Men, as I understood them, were homeless and dispossessed because they had no means of growing up; no reliable forms of work or social and cultural infrastructure to hold them in place.

In my reading of him, Falstaff is both rejected father figure and rejected child; in his relationship with others, he fluctuates between infant and old man and fails to find a foothold in any era; nor does he find a stable home.

I see Falstaff still living with us today. "Make less thy body hence," takes on a particular significance in an era of international austerity when chronic lack of food and shelter have become dire emergencies.

Take one startling statistic from the UK: last year, during the first six months of the pandemic, leading food aid charity the Trussell Trust reported a 47 per cent increase in the number of emergency food parcels needed and also found that almost half the families regularly using a food bank in the initial lockdown period had never used one before.

In place of reliable state welfare, we seem to have returned to an era of charitable handouts: a culture of patrons, benefactors and donors, of volunteers.

Similarly, Falstaff is also reliant on the capricious support of others.

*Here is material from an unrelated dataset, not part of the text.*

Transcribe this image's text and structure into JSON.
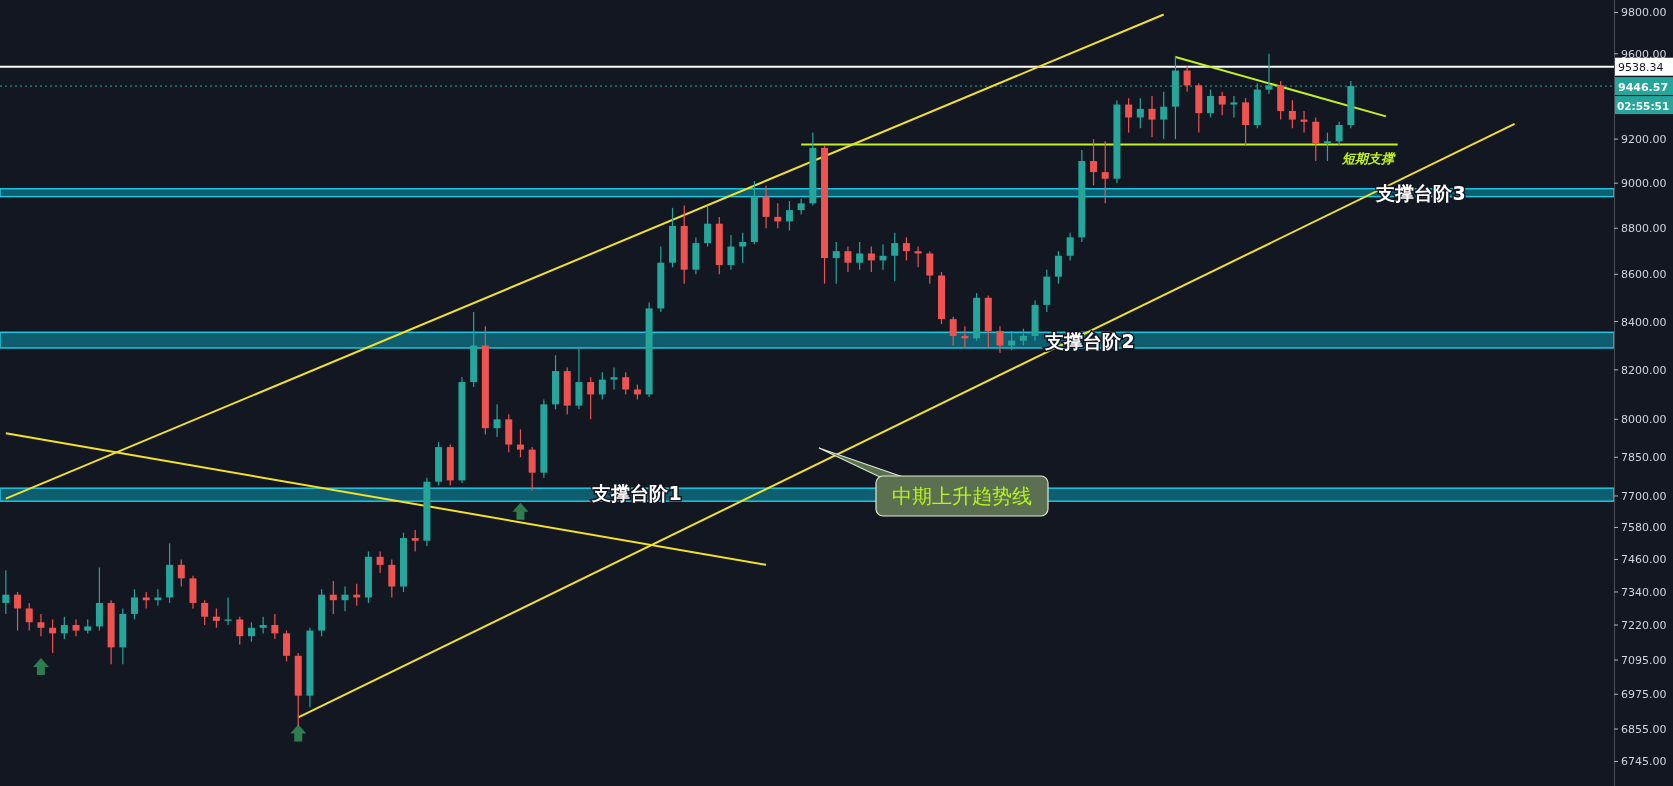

Shakespeare never allows us to forget that he is in debt; he has next to no money in his purse.

His status and reputation at the local tavern rely entirely on his association with Prince Hal and Hal's credit: Hal's purse. By the time we get to part two of Henry IV, the money and any chance of credit have run out. My book follows Falstaff through the back alleys of a forgotten seaside town as he goes looking for places to sleep and take shelter.

His only real currency is his capacity for words, inventive wordplay, and play of all sorts. But in the end, play is only a way of putting off the inevitable: Falstaff is out on his ear again: homeless, stateless, friendless, asking us to take pity on him. As a teenager, I did. I recognised something in his need that resonated with my own need for unquestioning care.

In an age of acute social divisions and increasing deprivation, Falstaff begs the question: how much do we and can we care?